Face à ces enjeux, si une réponse sécuritaire adéquate demeure indispensable, elle restera toujours insuffisante si elle n'est pas accompagnée d'une approche globale prenant en compte les données géopolitiques de l'environnement régional guyanais.

Il est vrai, monsieur Mariani, que la Guyane française bénéficie d'une relative prospérité comparée à ses voisins, même si, à bien des égards, elle reste sous-développée et souffre de difficultés socio-économiques chroniques. On ne pourra mettre définitivement fin aux divers fléaux sans une action multiforme en amont en direction de nos voisins, le Surinam et les États du Nord du Brésil. Cela implique la mise en place d'une véritable politique de coopération avec eux dans les domaines de la santé, de l'éducation, de la formation, de l'économie.

Bref, madame la secrétaire d'État, j'envisage cet accord de coopération policière comme un tout petit pas vers une politique de coopération d'envergure, et autrement ambitieuse.

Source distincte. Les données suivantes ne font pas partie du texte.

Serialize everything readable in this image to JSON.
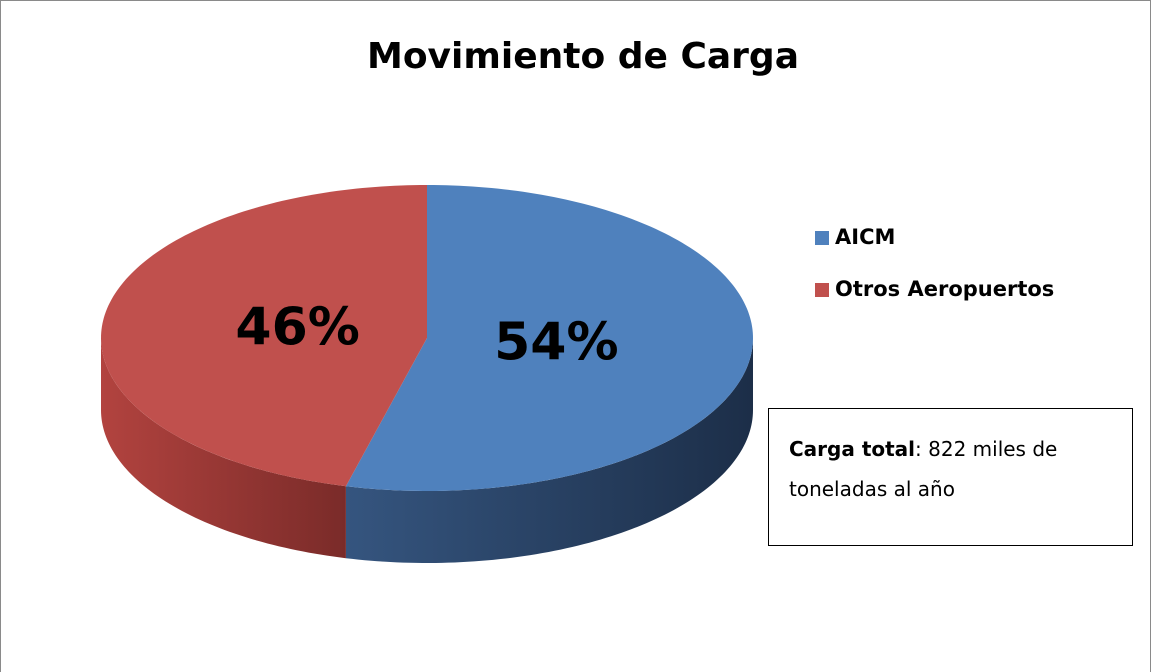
{
  "chart_data": {
    "type": "pie",
    "title": "Movimiento de Carga",
    "categories": [
      "AICM",
      "Otros Aeropuertos"
    ],
    "values": [
      54,
      46
    ],
    "value_labels": [
      "54%",
      "46%"
    ],
    "colors": [
      "#4f81bd",
      "#c0504d"
    ],
    "legend": "right",
    "annotation": {
      "label": "Carga total",
      "text": ": 822 miles de toneladas al año"
    }
  }
}
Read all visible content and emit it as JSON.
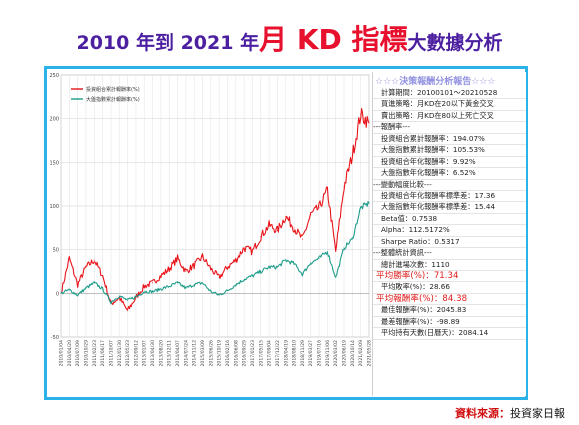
{
  "title": {
    "part1": "2010 年到 2021 年",
    "part2": "月 KD 指標",
    "part3": "大數據分析"
  },
  "source": {
    "label": "資料來源：",
    "value": "投資家日報"
  },
  "stats": {
    "title": "☆☆☆決策報酬分析報告☆☆☆",
    "rows": [
      {
        "text": "計算期間：20100101～20210528",
        "kind": "ind"
      },
      {
        "text": "買進策略：月KD在20以下黃金交叉",
        "kind": "ind"
      },
      {
        "text": "賣出策略：月KD在80以上死亡交叉",
        "kind": "ind"
      },
      {
        "text": "---報酬率---",
        "kind": "sec"
      },
      {
        "text": "投資組合累計報酬率：194.07%",
        "kind": "ind"
      },
      {
        "text": "大盤指數累計報酬率：105.53%",
        "kind": "ind"
      },
      {
        "text": "投資組合年化報酬率：9.92%",
        "kind": "ind"
      },
      {
        "text": "大盤指數年化報酬率：6.52%",
        "kind": "ind"
      },
      {
        "text": "---變動幅度比較---",
        "kind": "sec"
      },
      {
        "text": "投資組合年化報酬率標準差：17.36",
        "kind": "ind"
      },
      {
        "text": "大盤指數年化報酬率標準差：15.44",
        "kind": "ind"
      },
      {
        "text": "Beta值：0.7538",
        "kind": "ind"
      },
      {
        "text": "Alpha：112.5172%",
        "kind": "ind"
      },
      {
        "text": "Sharpe Ratio：0.5317",
        "kind": "ind"
      },
      {
        "text": "---整體統計資訊---",
        "kind": "sec"
      },
      {
        "text": "總計進場次數：1110",
        "kind": "ind"
      },
      {
        "text": "平均勝率(%)：71.34",
        "kind": "hi"
      },
      {
        "text": "平均敗率(%)：28.66",
        "kind": "ind"
      },
      {
        "text": "平均報酬率(%)：84.38",
        "kind": "hi"
      },
      {
        "text": "最佳報酬率(%)：2045.83",
        "kind": "ind"
      },
      {
        "text": "最差報酬率(%)：-98.89",
        "kind": "ind"
      },
      {
        "text": "平均持有天數(日曆天)：2084.14",
        "kind": "ind"
      }
    ]
  },
  "chart_data": {
    "type": "line",
    "title": "",
    "xlabel": "",
    "ylabel": "",
    "ylim": [
      -50,
      250
    ],
    "yticks": [
      -50,
      0,
      50,
      100,
      150,
      200,
      250
    ],
    "grid": true,
    "legend_position": "top-left",
    "x": [
      "2010/01/04",
      "2010/04/20",
      "2010/07/09",
      "2010/10/29",
      "2011/02/23",
      "2011/06/17",
      "2011/10/07",
      "2012/01/30",
      "2012/05/23",
      "2012/09/12",
      "2013/01/07",
      "2013/04/30",
      "2013/08/20",
      "2013/12/11",
      "2014/04/07",
      "2014/07/24",
      "2014/11/12",
      "2015/03/09",
      "2015/06/26",
      "2015/10/19",
      "2016/02/16",
      "2016/06/08",
      "2016/09/29",
      "2017/01/23",
      "2017/05/15",
      "2017/09/04",
      "2017/12/22",
      "2018/04/19",
      "2018/08/10",
      "2018/11/29",
      "2019/03/27",
      "2019/07/16",
      "2019/11/06",
      "2020/03/02",
      "2020/06/19",
      "2020/10/14",
      "2021/02/09",
      "2021/05/28"
    ],
    "series": [
      {
        "name": "投資組合累計報酬率(%)",
        "color": "#e8141a",
        "values": [
          0,
          40,
          10,
          30,
          38,
          20,
          -12,
          -5,
          -20,
          -5,
          8,
          12,
          20,
          28,
          40,
          25,
          32,
          42,
          28,
          18,
          30,
          38,
          52,
          48,
          65,
          78,
          72,
          88,
          75,
          62,
          90,
          98,
          118,
          48,
          122,
          158,
          205,
          195
        ]
      },
      {
        "name": "大盤指數累計報酬率(%)",
        "color": "#1e9c8a",
        "values": [
          0,
          4,
          -2,
          6,
          12,
          5,
          -10,
          -3,
          -8,
          -4,
          2,
          2,
          5,
          8,
          12,
          6,
          10,
          12,
          2,
          -2,
          3,
          10,
          16,
          20,
          25,
          30,
          30,
          38,
          34,
          22,
          35,
          40,
          48,
          18,
          52,
          62,
          98,
          103
        ]
      }
    ]
  }
}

Pour terminer, je voudrais évoquer le problème du litige frontalier franco-surinamien. J'ai interrogé le ministre des affaires étrangères par courrier et par question écrite à ce sujet, sans aucune réponse de sa part. Je profite de ce débat pour vous interpeller parce que le litige concerne une zone située dans le sud-ouest de la Guyane, le long du fleuve Litani. Il dure depuis plusieurs décennies ; les pourparlers avec le Suriname ont été interrompus en 1981 et, récemment, plusieurs incidents dans la zone contestée ont ravivé la question. Le président surinamien a alors proposé la reprise des discussions pour le règlement définitif de ce litige. Qu'attend le Gouvernement pour donner une suite favorable à sa demande ? De même que l'accord de réadmission de 2004 n'a pas été ratifié par le Suriname, je me demande si celui que nous allons approuver aujourd'hui le sera. En effet, vous savez qu'il y a un an cet accord signé en juin 2006 est passé au parlement surinamien, et qu'il a été rejeté à l'unanimité ! La coopération avec ce pays doit se faire de manière très globale, et non en pensant que c'est un pays sous-développé, en marge de la démocratie. La coopération française devrait peut-être accompagner le Suriname sur ce plan.

Les enjeux sont considérables : il ne s'agit pas seulement du droit frontalier et de la coopération transfrontalière entre les populations des deux rives du Maroni, mais aussi de l'avenir des liens socio-économiques et culturels entre la Guyane française et le Suriname. À travers la Guyane, seule région française située en Amérique du Sud ayant des frontières terrestres avec des États tiers, il y va de la crédibilité de la politique étrangère de la France dans cette partie du monde.

Je compte sur vous, madame la secrétaire d'État, pour transmettre ce message au ministre des affaires étrangères et au Président de la République, qui devrait séjourner en Guyane en février 2008.